Akupunktur-Nadeln können möglicherweise ebenfalls helfen. Und zwar sowohl das Stechen beliebiger Hautstellen als auch die Anwendung nach den Prinzipien der traditionellen chinesischen Medizin. Für Migräne-Patienten konnten Studien zeigen, dass die Akupunktur prophylaktisch wirksam ist. Für Patienten mit Spannungskopfschmerz ist die Studienlage nur dünn. Die Akupunktur ist eine für den Patienten kostenpflichtige IGeL-Leistung. Der IGeL-Monitor, der die freiwilligen Gesundheitsleistungen bewertet, beurteilt die Akupunktur zur Vorbeugung von Migräne als "tendenziell positiv", zur Prophylaxe von Spannungskopfschmerzen als "unklar".

Biofeedback

Beim Biofeedback lernt man, Körpervorgänge, die normalerweise unbewusst ablaufen, wahrzunehmen und zu steuern. Um sie erfahrbar zu machen, wird der Patient verkabelt, zum Beispiel mit Sensoren, die Gehirnströme, Hauttemperatur, Blutdruck oder Muskelspannung messen.

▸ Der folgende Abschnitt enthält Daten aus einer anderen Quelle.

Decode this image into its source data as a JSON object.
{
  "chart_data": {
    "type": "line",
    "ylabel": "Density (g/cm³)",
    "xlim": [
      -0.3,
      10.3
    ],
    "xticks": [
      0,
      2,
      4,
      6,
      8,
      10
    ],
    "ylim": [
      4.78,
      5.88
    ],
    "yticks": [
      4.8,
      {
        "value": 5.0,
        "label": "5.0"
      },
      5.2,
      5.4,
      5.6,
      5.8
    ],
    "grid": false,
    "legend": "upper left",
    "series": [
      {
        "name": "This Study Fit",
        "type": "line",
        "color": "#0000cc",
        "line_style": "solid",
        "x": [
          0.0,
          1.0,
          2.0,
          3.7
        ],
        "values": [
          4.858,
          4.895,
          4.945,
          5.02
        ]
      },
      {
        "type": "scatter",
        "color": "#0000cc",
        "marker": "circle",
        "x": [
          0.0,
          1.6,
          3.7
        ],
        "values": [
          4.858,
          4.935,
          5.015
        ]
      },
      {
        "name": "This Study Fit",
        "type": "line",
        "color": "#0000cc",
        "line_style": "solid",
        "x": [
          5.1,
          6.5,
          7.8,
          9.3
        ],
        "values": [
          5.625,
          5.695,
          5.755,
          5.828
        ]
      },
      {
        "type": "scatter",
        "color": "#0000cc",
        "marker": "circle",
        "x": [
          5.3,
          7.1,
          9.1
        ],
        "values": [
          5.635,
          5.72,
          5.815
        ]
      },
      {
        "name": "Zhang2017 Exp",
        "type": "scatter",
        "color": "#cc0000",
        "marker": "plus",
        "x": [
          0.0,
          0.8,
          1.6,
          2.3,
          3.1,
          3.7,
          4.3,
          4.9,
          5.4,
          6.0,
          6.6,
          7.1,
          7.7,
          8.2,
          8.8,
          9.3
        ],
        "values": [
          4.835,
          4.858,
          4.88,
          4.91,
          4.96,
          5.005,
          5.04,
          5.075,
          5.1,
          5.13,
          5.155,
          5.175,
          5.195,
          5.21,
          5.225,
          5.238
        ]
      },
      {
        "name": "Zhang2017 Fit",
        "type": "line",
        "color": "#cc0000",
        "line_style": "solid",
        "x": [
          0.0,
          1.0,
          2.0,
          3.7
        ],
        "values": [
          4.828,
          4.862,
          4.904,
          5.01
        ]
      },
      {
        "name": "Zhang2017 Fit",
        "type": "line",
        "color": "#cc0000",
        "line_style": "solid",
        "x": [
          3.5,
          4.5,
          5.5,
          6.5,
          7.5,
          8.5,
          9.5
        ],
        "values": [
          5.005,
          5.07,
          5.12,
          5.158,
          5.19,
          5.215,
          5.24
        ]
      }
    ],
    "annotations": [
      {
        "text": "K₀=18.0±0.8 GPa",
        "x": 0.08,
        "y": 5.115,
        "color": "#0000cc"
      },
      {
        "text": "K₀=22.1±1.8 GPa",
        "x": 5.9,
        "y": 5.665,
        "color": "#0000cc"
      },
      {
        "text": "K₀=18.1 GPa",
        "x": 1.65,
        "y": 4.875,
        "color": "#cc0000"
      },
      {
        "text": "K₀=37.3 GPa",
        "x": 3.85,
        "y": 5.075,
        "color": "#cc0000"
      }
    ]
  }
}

Technische Geräte übersetzen die biologische Aktivität in Töne oder Linien auf einem Computerbildschirm. Der Patient bekommt damit eine direkte Rückmeldung (engl. feedback) über sein Inneres und lernt, durch Konzentration zur Ruhe zu kommen. Die Leitlinien der deutschen Gesellschaft für Neurologie empfehlen Biofeedback sowohl für Migränepatienten als auch für Betroffene von häufigem Spannungskopfschmerz. Allerdings übernehmen die Kassen die Kosten in der Regel nicht. Der IGel-Monitor sieht" bei Migränepatienten keine Hinweise auf einen Nutzen" und bewertet die Methode als "unklar".

Kein Nutzen bewiesen

Die Autoren der Leitlinie weisen darauf hin, dass zur Migräne-Behandlung zahlreiche Verfahren beworben werden, für die keine kontrollierten Studien vorliegen. Dazu gehören unter anderem die chiropraktische Therapie, lokale Injektionen in Nacken oder Kopfhaut, Hypnose, Fußreflexzonenmassage, Magnetfeldbehandlung und das Entfernen von Amalgamfüllungen beim Zahnarzt.